”There’s so many little punk-pop girls out there like the Avril Lavignes and the Ashlee Simpsons,” says Kelly Osbourne, her dark, oversize shades fighting back the South Beach, Fla., sun. ”I don’t want to compete with other girls.” Having put out what she calls a ”crap” punk album last year, Ozzy and Sharon’s 20-year-old daughter of darkness has completely ditched her rock lineage in favor of a new, ’80s-influenced electro sound, showcased on her upcoming Linda Perry-produced album, Sleeping in the Nothing (out June 7). In March, she attended the concurrent M3 and Winter Music Conference, two annual party-all-night electronic music fests in Miami, to promote her synthy single ”One Word” and, as she puts it, ”to learn.” We decided to tag along for her first full night of discovering just how strange and harrowing the dance world can be.

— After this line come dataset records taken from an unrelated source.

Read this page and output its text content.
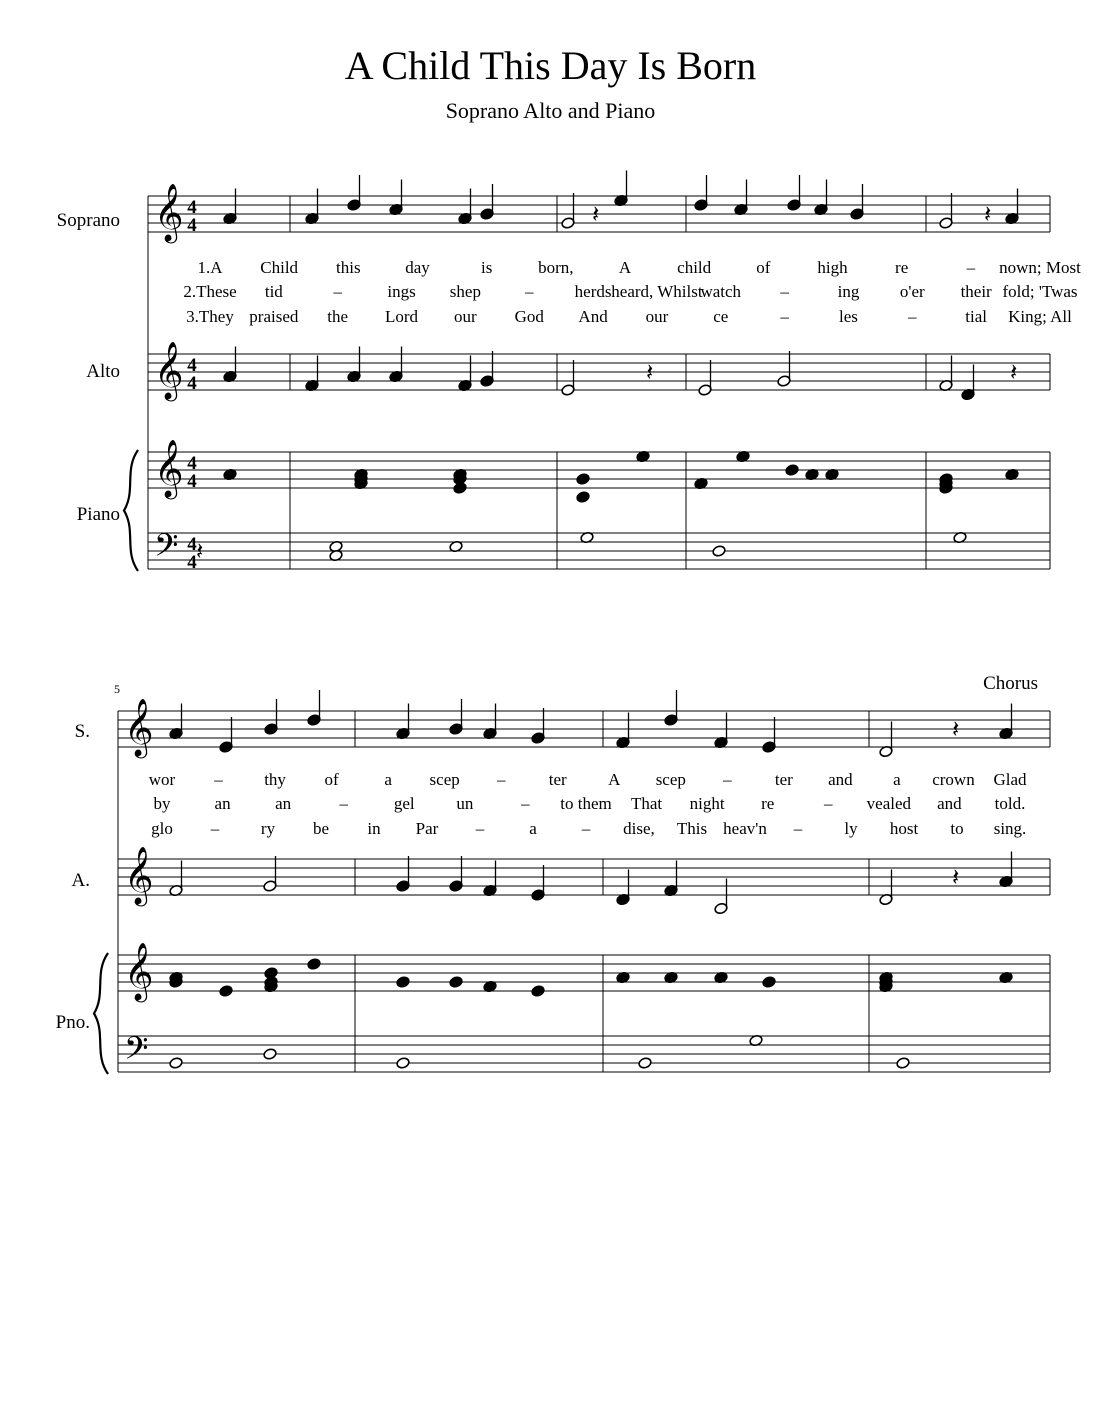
A Child This Day Is Born
Soprano Alto and Piano
𝄞
𝄞
𝄞
𝄢
4
4
4
4
4
4
4
4
Soprano
Alto
Piano
1.A Child this	day	is	born,	A	child	of	high	re	– nown; Most
2.These tid	–	ings shep	– herds heard, Whilst
watch –	ing o'er their fold; 'Twas
3.They praised the Lord our God And our	ce	–	les	–	tial King; All
𝄽	𝄽
𝄽	𝄽
𝄽
𝄞
𝄞
𝄞
𝄢
S.
A.
Pno.
5	Chorus
wor – thy of	a scep –	ter A scep –	ter and a crown Glad
by	an	an	–	gel un	– to them That night re	– vealed and told.
glo – ry be in Par –	a	– dise, This heav'n – ly host to sing.
𝄽
𝄽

8:15 p.m. Kelly spots Fatboy Slim dining in the lobby of her hotel, The Tides. She gleefully hands him a copy of ”One Word,” which she signs: ”Please play my record, and if you do, you have full permission to sleep with my mother.”
8:30 p.m. We stop in at trendy SoBe restaurant Yuca for a dance radio sausage fest. Kelly shakes hands and poses for photos with dozens of pudgy, middle-aged programmers as a rave-ready remix of Hall & Oates”’Out of Touch” blasts in the background.
9:10 p.m. As we’re leaving, Guy — a clubland ”consultant” Kelly has hired to show her around the club scene — makes a drugstore run. She asks him to pick up some Purell.
9:40 p.m. Hands now sanitized, we arrive at Pure for the Club World Awards, where Kelly is to present the prestigious final award for Best Superclub. After considerable whining, Kelly, hungry and bored with the proceedings, gets her presentation moved up to the second slot.
11:00 p.m. …and the silver disco ball goes to New York’s Crobar. ”Sweet f—ing beans, we can eat!” Kelly proclaims, climbing back into the van. [Kelly dumps me to go back to the hotel for a bite.]
1:35 a.m. We pull up outside club I/O in seedy downtown, where buzzworthy urban acts M.I.A. and Sa-Ra are scheduled to perform. After checking inside, Guy returns. ”It’s hip-hop,” he says. ”F—it,” says Kelly. ”I don’t want to go. I’m so tired.”
1:45 a.m. Kelly catches a 15-minute power nap in the back of the van.
2:45 a.m. Rob Zombie look-alike Tommy Sunshine spins relentless, thumping techno at hipster-packed Rokbar. Kelly finally starts to seem at home in an ocean of jagged haircuts, vintage outfits, and dramatically applied eyeliner. She strikes up a rapport with renowned DJ/producers Felix da Housecat and Junior Sanchez.
3:30 a.m. Rejuvenated, Kelly hits Miami’s Crobar for Fatboy Slim’s set. A thin, brown-skinned waif takes up dancing — rather oddly — in front of Kelly’s table. ”I like it that people are having a good time,” says Kelly, ”but this girl’s a really crap dancer.”